Sweden has a long history of oppression of the Sami. Marginalization and exploitation are not only part of the history, it is still ongoing and helps to normalize the racism we see in the country today.
In a current civil case in the Gällivare District Court, Girjas sameby (the Girjas reindeer herding community) has together with the National Union of the Swedish Sami (Svenska Samernas Riksförbund, SSR) sued the Swedish state for the confiscation of the sameby’s exclusive rights to hunt and fish on its land. In the lawsuit, the state is represented by the Office of the Chancellor of Justice and its appointed legal representatives.
In the court case the attorneys representing the Swedish state claims that “Sweden does not have any international obligations to recognize certain rights for Sami people, regardless if they are considered to be indigenous peoples or not.“ (In a debate article, 59 Swedish researchers claims otherwise) Furthermore, the state takes the interpretive prerogative to redefine Sami ethnicity, by resurrecting the outdated and derogatory term “Lapp” - a term that harkens back to the time when there was a government institute in charge of “racial biology” (eugenics). This institute was tasked with, among other things, examining the racial differences between Sami and Swedish people.
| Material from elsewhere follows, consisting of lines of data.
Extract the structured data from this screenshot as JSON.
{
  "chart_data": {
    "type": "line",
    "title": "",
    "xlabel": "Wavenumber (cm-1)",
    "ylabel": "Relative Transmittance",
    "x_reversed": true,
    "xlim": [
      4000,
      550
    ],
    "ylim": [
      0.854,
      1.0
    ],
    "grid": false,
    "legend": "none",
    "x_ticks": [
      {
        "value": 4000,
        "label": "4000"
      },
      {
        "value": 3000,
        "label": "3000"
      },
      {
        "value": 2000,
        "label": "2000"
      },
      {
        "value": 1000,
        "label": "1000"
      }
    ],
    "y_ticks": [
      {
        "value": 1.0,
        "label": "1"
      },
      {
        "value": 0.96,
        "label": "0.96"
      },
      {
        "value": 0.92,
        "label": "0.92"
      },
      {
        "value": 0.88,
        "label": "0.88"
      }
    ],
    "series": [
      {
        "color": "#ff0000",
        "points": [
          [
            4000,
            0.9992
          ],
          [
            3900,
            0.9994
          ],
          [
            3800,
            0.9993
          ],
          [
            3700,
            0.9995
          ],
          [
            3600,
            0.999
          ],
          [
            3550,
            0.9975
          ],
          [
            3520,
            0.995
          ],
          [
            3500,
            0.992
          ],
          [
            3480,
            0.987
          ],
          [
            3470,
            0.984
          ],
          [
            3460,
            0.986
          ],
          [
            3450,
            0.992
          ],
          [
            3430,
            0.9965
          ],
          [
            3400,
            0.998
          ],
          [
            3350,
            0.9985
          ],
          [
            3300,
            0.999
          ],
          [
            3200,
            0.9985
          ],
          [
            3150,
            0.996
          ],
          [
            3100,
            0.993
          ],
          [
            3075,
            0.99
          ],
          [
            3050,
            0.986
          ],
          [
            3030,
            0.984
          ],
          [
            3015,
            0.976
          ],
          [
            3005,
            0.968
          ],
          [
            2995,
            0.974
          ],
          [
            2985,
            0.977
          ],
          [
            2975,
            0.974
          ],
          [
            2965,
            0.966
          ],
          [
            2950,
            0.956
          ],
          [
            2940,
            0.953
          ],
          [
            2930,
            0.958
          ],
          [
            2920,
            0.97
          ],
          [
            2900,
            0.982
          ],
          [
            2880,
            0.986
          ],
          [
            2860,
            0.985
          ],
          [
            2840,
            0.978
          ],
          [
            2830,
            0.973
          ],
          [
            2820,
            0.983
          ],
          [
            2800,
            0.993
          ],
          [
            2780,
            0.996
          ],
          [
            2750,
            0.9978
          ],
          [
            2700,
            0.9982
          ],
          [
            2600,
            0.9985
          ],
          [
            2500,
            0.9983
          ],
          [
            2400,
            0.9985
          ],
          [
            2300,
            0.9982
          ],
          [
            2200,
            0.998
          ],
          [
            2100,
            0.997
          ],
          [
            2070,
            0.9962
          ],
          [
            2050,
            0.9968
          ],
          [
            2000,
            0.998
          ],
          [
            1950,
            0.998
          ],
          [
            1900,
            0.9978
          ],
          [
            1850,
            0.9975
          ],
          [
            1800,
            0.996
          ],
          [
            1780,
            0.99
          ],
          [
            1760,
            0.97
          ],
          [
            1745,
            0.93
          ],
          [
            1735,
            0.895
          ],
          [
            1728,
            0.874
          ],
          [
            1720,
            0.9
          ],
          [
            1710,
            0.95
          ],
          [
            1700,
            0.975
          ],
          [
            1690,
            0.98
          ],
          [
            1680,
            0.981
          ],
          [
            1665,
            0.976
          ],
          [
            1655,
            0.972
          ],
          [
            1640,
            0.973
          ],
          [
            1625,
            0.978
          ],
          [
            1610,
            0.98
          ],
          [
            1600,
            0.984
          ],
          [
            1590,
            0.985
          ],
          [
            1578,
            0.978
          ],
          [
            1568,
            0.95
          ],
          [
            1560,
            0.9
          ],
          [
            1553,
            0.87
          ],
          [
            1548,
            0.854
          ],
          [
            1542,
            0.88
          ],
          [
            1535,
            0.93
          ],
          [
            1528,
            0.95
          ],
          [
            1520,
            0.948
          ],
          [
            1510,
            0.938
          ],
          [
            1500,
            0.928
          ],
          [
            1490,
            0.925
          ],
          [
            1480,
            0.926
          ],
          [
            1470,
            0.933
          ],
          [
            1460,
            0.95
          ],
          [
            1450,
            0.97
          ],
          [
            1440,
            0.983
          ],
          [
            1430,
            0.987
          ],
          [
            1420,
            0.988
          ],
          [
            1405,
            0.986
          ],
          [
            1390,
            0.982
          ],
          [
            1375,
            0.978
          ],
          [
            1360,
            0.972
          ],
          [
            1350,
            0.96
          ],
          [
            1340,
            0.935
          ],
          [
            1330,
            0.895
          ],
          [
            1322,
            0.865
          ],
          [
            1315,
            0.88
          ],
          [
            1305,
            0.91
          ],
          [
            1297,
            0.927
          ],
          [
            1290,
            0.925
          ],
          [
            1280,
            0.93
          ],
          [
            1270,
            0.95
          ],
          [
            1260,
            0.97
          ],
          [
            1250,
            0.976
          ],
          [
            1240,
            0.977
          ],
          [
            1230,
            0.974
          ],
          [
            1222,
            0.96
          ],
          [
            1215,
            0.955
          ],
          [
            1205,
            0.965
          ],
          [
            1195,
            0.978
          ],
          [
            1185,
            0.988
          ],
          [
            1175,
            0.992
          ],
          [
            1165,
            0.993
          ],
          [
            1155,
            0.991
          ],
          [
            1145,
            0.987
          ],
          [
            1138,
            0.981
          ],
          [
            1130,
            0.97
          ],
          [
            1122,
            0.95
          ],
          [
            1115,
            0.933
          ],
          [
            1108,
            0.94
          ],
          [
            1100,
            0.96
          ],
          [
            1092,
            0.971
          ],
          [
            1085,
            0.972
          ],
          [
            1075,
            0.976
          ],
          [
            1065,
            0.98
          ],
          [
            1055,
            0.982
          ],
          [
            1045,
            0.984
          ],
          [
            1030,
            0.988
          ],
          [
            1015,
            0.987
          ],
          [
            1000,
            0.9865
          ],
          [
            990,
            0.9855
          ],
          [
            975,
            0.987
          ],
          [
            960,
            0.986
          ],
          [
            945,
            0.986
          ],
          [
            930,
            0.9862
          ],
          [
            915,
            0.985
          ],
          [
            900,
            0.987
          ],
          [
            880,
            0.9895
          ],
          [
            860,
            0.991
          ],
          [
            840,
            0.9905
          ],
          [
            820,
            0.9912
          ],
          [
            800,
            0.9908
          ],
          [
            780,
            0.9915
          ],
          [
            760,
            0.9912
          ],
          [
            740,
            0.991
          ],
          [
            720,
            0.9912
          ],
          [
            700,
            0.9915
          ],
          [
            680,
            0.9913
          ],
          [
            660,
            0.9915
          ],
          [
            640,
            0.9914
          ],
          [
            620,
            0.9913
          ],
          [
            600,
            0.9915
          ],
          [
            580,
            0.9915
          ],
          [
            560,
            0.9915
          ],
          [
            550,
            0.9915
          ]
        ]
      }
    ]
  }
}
From the mentioned debate article:
“We find it extremely disturbing that:
the state rejects decades of state financed and academic peer-reviewed research
the state reverts to a linguistic usage and rhetoric which derive from the period of racial biology
the state questions the status of the Sami as an Indigenous people.
We urge the state to start acting in a manner befitting a democratic nation ruled by law and informed by knowledge and research.”